Siamo alla Città della Salute, la più grande azienda ospedaliera del Piemonte, il colosso sanitario che macina numeri, flussi, prestazioni e soldi come una multinazionale. Ed è proprio qui che l’intramoenia – la libera professione esercitata dai medici all’interno delle strutture pubbliche – chiude il 2024 in perdita. Un’anomalia. Anzi, qualcosa di più: una violazione normativa bella e buona.
La regola è semplice anche per chi non mastica bilanci: l’intramoenia deve andare in pareggio. Punto. Le visite e gli esami pagati di tasca propria dai cittadini dovrebbero portare risorse all’azienda, dopo aver remunerato medici, costi organizzativi e gestione. In corso Bramante, invece, accade il miracolo al contrario: si incassano milioni e si perde denaro. Altro che moltiplicazione dei pani e dei pesci.
Ed è forse proprio questo rosso “relativo” a spiegare perché il bilancio 2024 della Città della Salute sia ancora fermo al palo, in attesa della firma del direttore regionale della Sanità Antonino Sottile. Una firma che dovrebbe essere l’atto finale di una procedura già chiusa, visto che il consuntivo è stato sottoscritto dal direttore generale Livio Tranchida. E invece no. La penna resta nel cassetto, la pratica non si muove, e più passano i giorni più diventa evidente che qualcosa non torna.
Certo, nel mare magnum dei conti sanitari piemontesi, quei 400 mila euro sembrano una goccia.
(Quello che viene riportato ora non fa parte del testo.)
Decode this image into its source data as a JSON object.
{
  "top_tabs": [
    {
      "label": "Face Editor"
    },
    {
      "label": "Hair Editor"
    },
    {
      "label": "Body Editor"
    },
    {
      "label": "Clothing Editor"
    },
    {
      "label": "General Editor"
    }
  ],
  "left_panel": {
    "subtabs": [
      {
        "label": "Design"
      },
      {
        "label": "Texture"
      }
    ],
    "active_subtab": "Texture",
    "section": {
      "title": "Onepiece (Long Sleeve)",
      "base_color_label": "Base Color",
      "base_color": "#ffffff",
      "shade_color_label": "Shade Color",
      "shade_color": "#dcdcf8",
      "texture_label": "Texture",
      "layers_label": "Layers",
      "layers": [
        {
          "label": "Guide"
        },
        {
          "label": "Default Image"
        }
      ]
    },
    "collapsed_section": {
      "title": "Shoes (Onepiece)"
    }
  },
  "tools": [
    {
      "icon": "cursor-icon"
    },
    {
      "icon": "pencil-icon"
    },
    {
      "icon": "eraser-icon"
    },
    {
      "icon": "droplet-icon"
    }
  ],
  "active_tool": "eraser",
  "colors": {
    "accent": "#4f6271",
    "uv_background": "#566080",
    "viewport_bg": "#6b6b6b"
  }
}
Anche perché il 2024 si è chiuso con un passivo complessivo di 51 milioni di euro. Ma è proprio qui che sta l’inganno: questo non è un buco qualunque. È un buco che non è ammesso, un rosso che la legge vieta esplicitamente. Ed è per questo che, ai piani alti della Regione, l’attenzione non è solo puntata sui 7 milioni del fondo Balduzzi spariti dai radar – vicenda finita sotto la lente della Procura – ma anche su questa storia dell’intramoenia gestita come se le regole fossero opzionali.
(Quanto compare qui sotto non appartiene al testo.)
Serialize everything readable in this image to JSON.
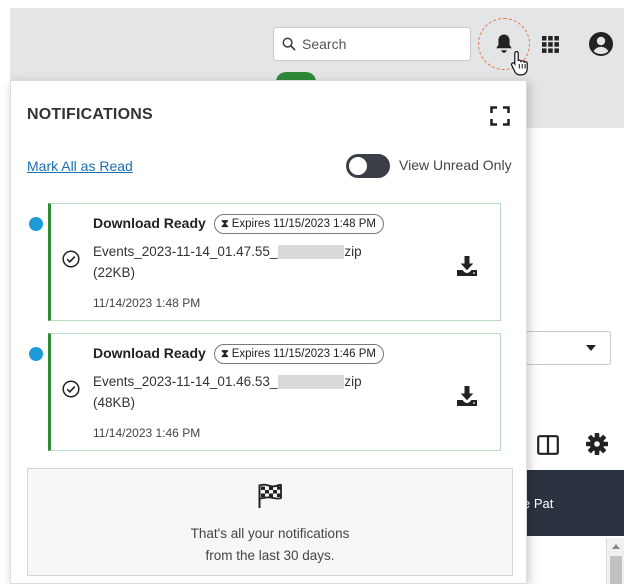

Perché la normativa non lascia spazio a interpretazioni creative: se la libera professione va in perdita, va sospesa. Si fermano le prestazioni, si aggiornano le tariffe, si correggono le distorsioni e solo dopo si riparte. In corso Bramante, però, questa procedura sembra essere rimasta chiusa in qualche cassetto polveroso. Nessuna sospensione, nessuna revisione, nessuna spiegazione pubblica. Si va avanti, come se nulla fosse, mentre il rosso cresce e il tempo passa.
Nel frattempo, complice il calendario e lo spirito festivo, c’è chi rallenta, chi parte, chi si concede pause più o meno esotiche. Livio Tranchida, oltre a guidare la Città della Salute è anche commissario del Santa Croce e Carle di Cuneo e non è nuovo a staccare la spina lontano dall’Italia. Ma al grattacielo della Regione, dove i bilanci vengono sezionati con il bisturi, l’attesa resta. Perché qui non si tratta solo di chiudere un consuntivo: si tratta di capire come si intenda rimediare a una situazione che rischia di replicarsi identica – se non peggiore – nel 2025.
L’unica mossa tentata finora dal direttore generale si è rivelata un boomerang. Tranchida ha convocato i sindacati dei medici chiedendo un contributo per coprire il disavanzo dell’intramoenia. Traduzione: mettere mano ai compensi dei professionisti per sistemare i conti aziendali. La risposta è stata immediata e gelida. No.

Per Anaao Assomed, una delle principali sigle di rappresentanza, la proposta è inaccettabile perché apre a un precedente pericoloso: usare la libera professione come bancomat per coprire squilibri di bilancio, quello si usa solo per arricchire i medici. .
Non a caso Anaao ha scelto di parlare direttamente ai cittadini, spiegando in modo chirurgico come vengono spartiti i soldi pagati per una visita o un esame intramoenia. Su 100 euro, al medico restano 32,44 euro netti. Lo Stato ne incassa 28,90 tra Irpef, addizionali e contributi. All’azienda vanno 38,68 euro: una parte al fondo Balduzzi (quello che per anni non è stato incassato), una al fondo di perequazione e il resto per costi organizzativi e strutturali.
Un messaggio di trasparenza per i pazienti, certo. Ma anche una frecciata nemmeno troppo velata a corso Bramante: da circa 32 milioni di incassi è uscito un buco. Un risultato che non può essere liquidato come un incidente di percorso e che ora chiede spiegazioni, responsabilità e soprattutto quegli interventi previsti dalla legge che finora nessuno sembra aver avuto fretta di applicare.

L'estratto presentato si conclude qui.